Une fille à 200 millions
TENNIS Martina Hingis séduit le public. Mais aussi les sponsors. Phénomène.
BERTRAND MONNARD
Victorieuse dimanche de son premier grand tournoi sur le circuit féminin à Filderstadt, près de Stuttgart, Martina Hingis, 16 ans, s'est retrouvée ensuite devant un dilemme cornélien. Elle a dû choisir entre un chèque de 100 000 francs suisses et une Porsche flambant neuve de la même valeur. En fait, la coquine avait déjà secrètement fait son choix. «Dès que j'ai vu cette voiture au bord des courts, j'en suis tombée amoureuse, je l'ai regardée toute la semaine. Cela m'a encore davantage motivée», disait-elle, petite moue innocente.
Promise à un destin en or, la petite Martina continue donc sa progression linéaire. Tout ce qui avait été prévu semble se réaliser, comme par miracle. Après avoir fait trembler Steffi Graf en demi-finale de l'US Open, elle vient d'entrer dans le fameux «top ten», le clan des dix premières joueuses mondiales. «Tout le monde le dit, le tennis n'a jamais connu un tel talent de cet âge», souligne le journaliste Gérard Bucher. Où qu'elle joue, elle apparaît comme l'attraction numéro un. A l'Open d'Australie en début d'année, la TV nationale a commencé deux fois son 20 heures avec elle. Pendant l'US Open, le prestigieux «New York Times» a consacré une pleine page à la «sensation suisse, destinée à devenir une véritable légende». Martina déplace, enthousiasme les foules.
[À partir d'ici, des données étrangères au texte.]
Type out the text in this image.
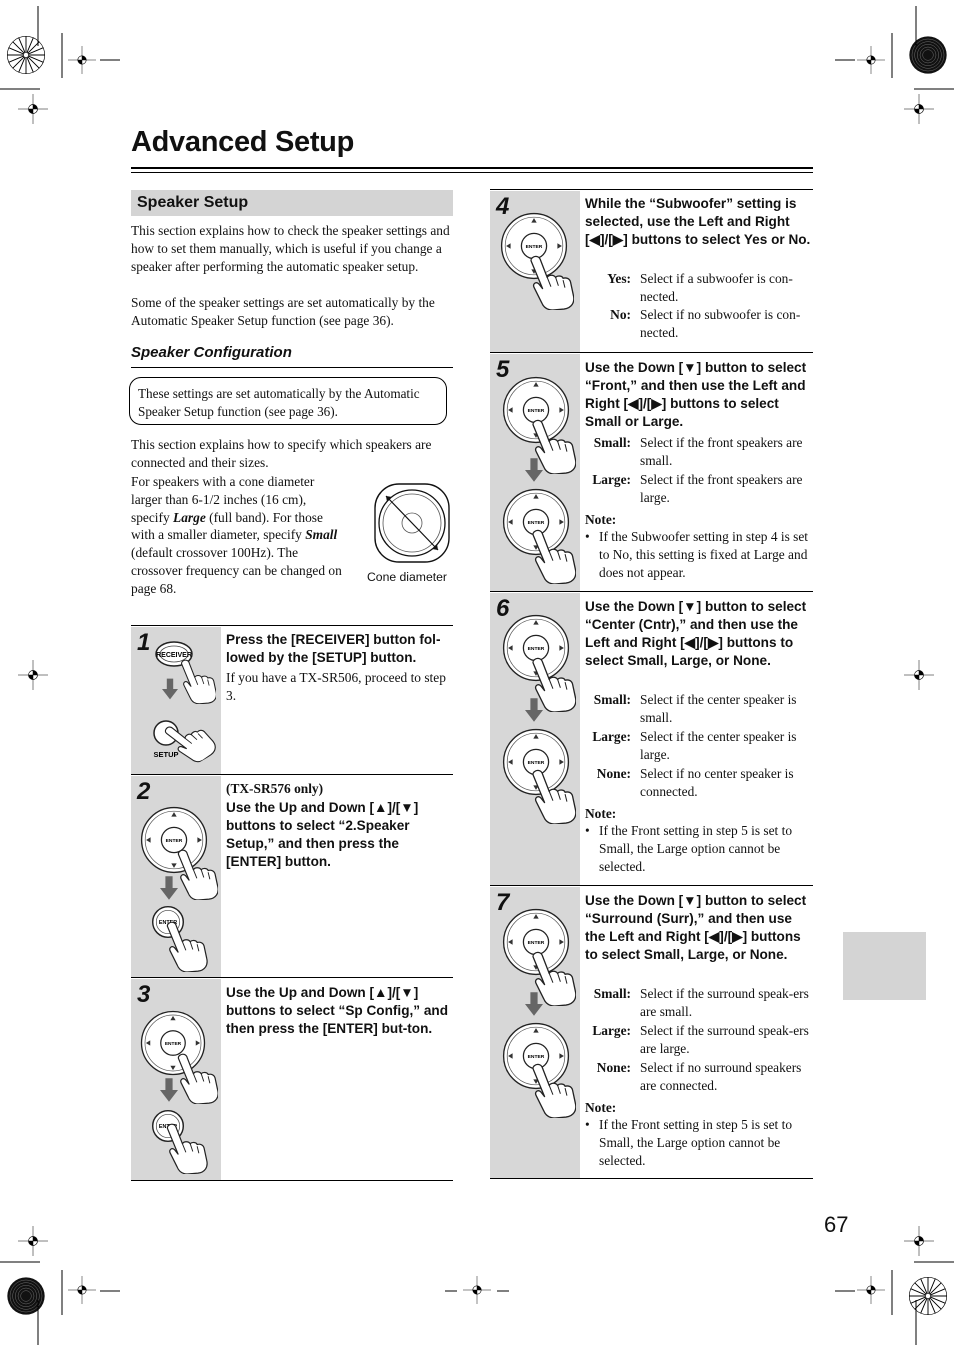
Advanced Setup
Speaker Setup
This section explains how to check the speaker settings and how to set them manually, which is useful if you change a speaker after performing the automatic speaker setup.
Some of the speaker settings are set automatically by the Automatic Speaker Setup function (see page 36).
Speaker Configuration
These settings are set automatically by the Automatic Speaker Setup function (see page 36).
This section explains how to specify which speakers are connected and their sizes.
For speakers with a cone diameter larger than 6-1/2 inches (16 cm), specify Large (full band). For those with a smaller diameter, specify Small (default crossover 100Hz). The crossover frequency can be changed on page 68.
Cone diameter
1 RECEIVER
SETUP
Press the [RECEIVER] button fol-lowed by the [SETUP] button.
If you have a TX-SR506, proceed to step 3.
2	(TX-SR576 only)
Use the Up and Down [▲]/[▼] buttons to select “2.Speaker Setup,” and then press the [ENTER] button.
3	Use the Up and Down [▲]/[▼] buttons to select “Sp Config,” and then press the [ENTER] but-ton.
4	While the “Subwoofer” setting is selected, use the Left and Right [◀]/[▶] buttons to select Yes or No.
Yes: Select if a subwoofer is con-nected.
No: Select if no subwoofer is con-nected.
5	Use the Down [▼] button to select “Front,” and then use the Left and Right [◀]/[▶] buttons to select Small or Large.
Small: Select if the front speakers are small.
Large: Select if the front speakers are large.
Note:
• If the Subwoofer setting in step 4 is set to No, this setting is fixed at Large and does not appear.
6	Use the Down [▼] button to select “Center (Cntr),” and then use the Left and Right [◀]/[▶] buttons to select Small, Large, or None.
Small: Select if the center speaker is small.
Large: Select if the center speaker is large.
None: Select if no center speaker is connected.
Note:
• If the Front setting in step 5 is set to Small, the Large option cannot be selected.
7	Use the Down [▼] button to select “Surround (Surr),” and then use the Left and Right [◀]/[▶] buttons to select Small, Large, or None.
Small: Select if the surround speak-ers are small.
Large: Select if the surround speak-ers are large.
None: Select if no surround speakers are connected.
Note:
• If the Front setting in step 5 is set to Small, the Large option cannot be selected.
67
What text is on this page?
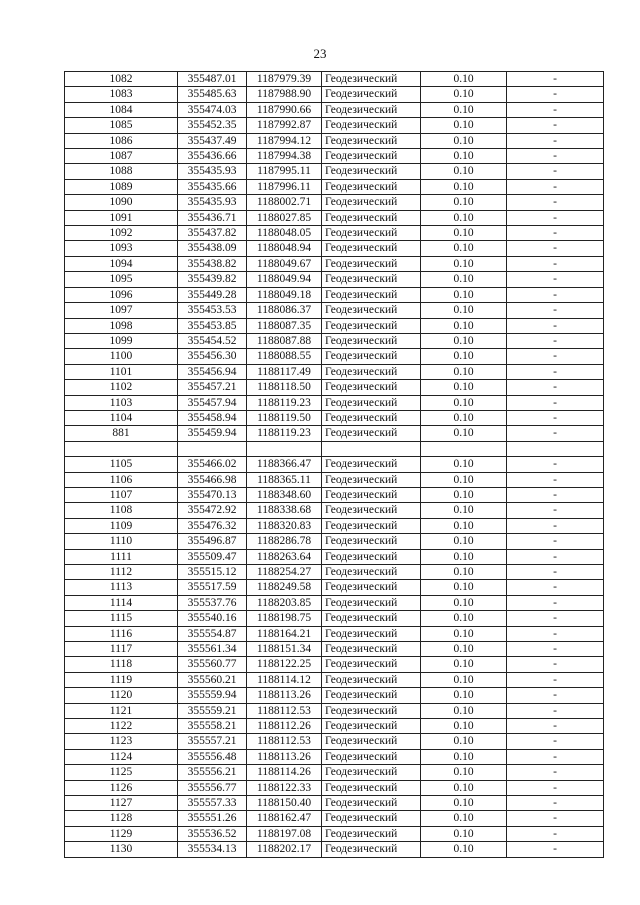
23
1082	355487.01	1187979.39	Геодезический	0.10	-
1083	355485.63	1187988.90	Геодезический	0.10	-
1084	355474.03	1187990.66	Геодезический	0.10	-
1085	355452.35	1187992.87	Геодезический	0.10	-
1086	355437.49	1187994.12	Геодезический	0.10	-
1087	355436.66	1187994.38	Геодезический	0.10	-
1088	355435.93	1187995.11	Геодезический	0.10	-
1089	355435.66	1187996.11	Геодезический	0.10	-
1090	355435.93	1188002.71	Геодезический	0.10	-
1091	355436.71	1188027.85	Геодезический	0.10	-
1092	355437.82	1188048.05	Геодезический	0.10	-
1093	355438.09	1188048.94	Геодезический	0.10	-
1094	355438.82	1188049.67	Геодезический	0.10	-
1095	355439.82	1188049.94	Геодезический	0.10	-
1096	355449.28	1188049.18	Геодезический	0.10	-
1097	355453.53	1188086.37	Геодезический	0.10	-
1098	355453.85	1188087.35	Геодезический	0.10	-
1099	355454.52	1188087.88	Геодезический	0.10	-
1100	355456.30	1188088.55	Геодезический	0.10	-
1101	355456.94	1188117.49	Геодезический	0.10	-
1102	355457.21	1188118.50	Геодезический	0.10	-
1103	355457.94	1188119.23	Геодезический	0.10	-
1104	355458.94	1188119.50	Геодезический	0.10	-
881	355459.94	1188119.23	Геодезический	0.10	-

1105	355466.02	1188366.47	Геодезический	0.10	-
1106	355466.98	1188365.11	Геодезический	0.10	-
1107	355470.13	1188348.60	Геодезический	0.10	-
1108	355472.92	1188338.68	Геодезический	0.10	-
1109	355476.32	1188320.83	Геодезический	0.10	-
1110	355496.87	1188286.78	Геодезический	0.10	-
1111	355509.47	1188263.64	Геодезический	0.10	-
1112	355515.12	1188254.27	Геодезический	0.10	-
1113	355517.59	1188249.58	Геодезический	0.10	-
1114	355537.76	1188203.85	Геодезический	0.10	-
1115	355540.16	1188198.75	Геодезический	0.10	-
1116	355554.87	1188164.21	Геодезический	0.10	-
1117	355561.34	1188151.34	Геодезический	0.10	-
1118	355560.77	1188122.25	Геодезический	0.10	-
1119	355560.21	1188114.12	Геодезический	0.10	-
1120	355559.94	1188113.26	Геодезический	0.10	-
1121	355559.21	1188112.53	Геодезический	0.10	-
1122	355558.21	1188112.26	Геодезический	0.10	-
1123	355557.21	1188112.53	Геодезический	0.10	-
1124	355556.48	1188113.26	Геодезический	0.10	-
1125	355556.21	1188114.26	Геодезический	0.10	-
1126	355556.77	1188122.33	Геодезический	0.10	-
1127	355557.33	1188150.40	Геодезический	0.10	-
1128	355551.26	1188162.47	Геодезический	0.10	-
1129	355536.52	1188197.08	Геодезический	0.10	-
1130	355534.13	1188202.17	Геодезический	0.10	-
Dimanche, à Filderstadt, on a surpris le public allemand, plutôt réputé pour son chauvinisme, applaudir davantage le petit phénomène suisse qu'Anke Huber, la star locale. Il faut dire que sa révélation arrive au moment pile. Graf trop souvent blessée, la belle Sabatini sur le déclin, le tennis féminin est en mal désespéré de stars. Et Martina a tout pour plaire, souriante, jouant tout en finesse, aux antipodes des trop nombreuses costaudes du circuit.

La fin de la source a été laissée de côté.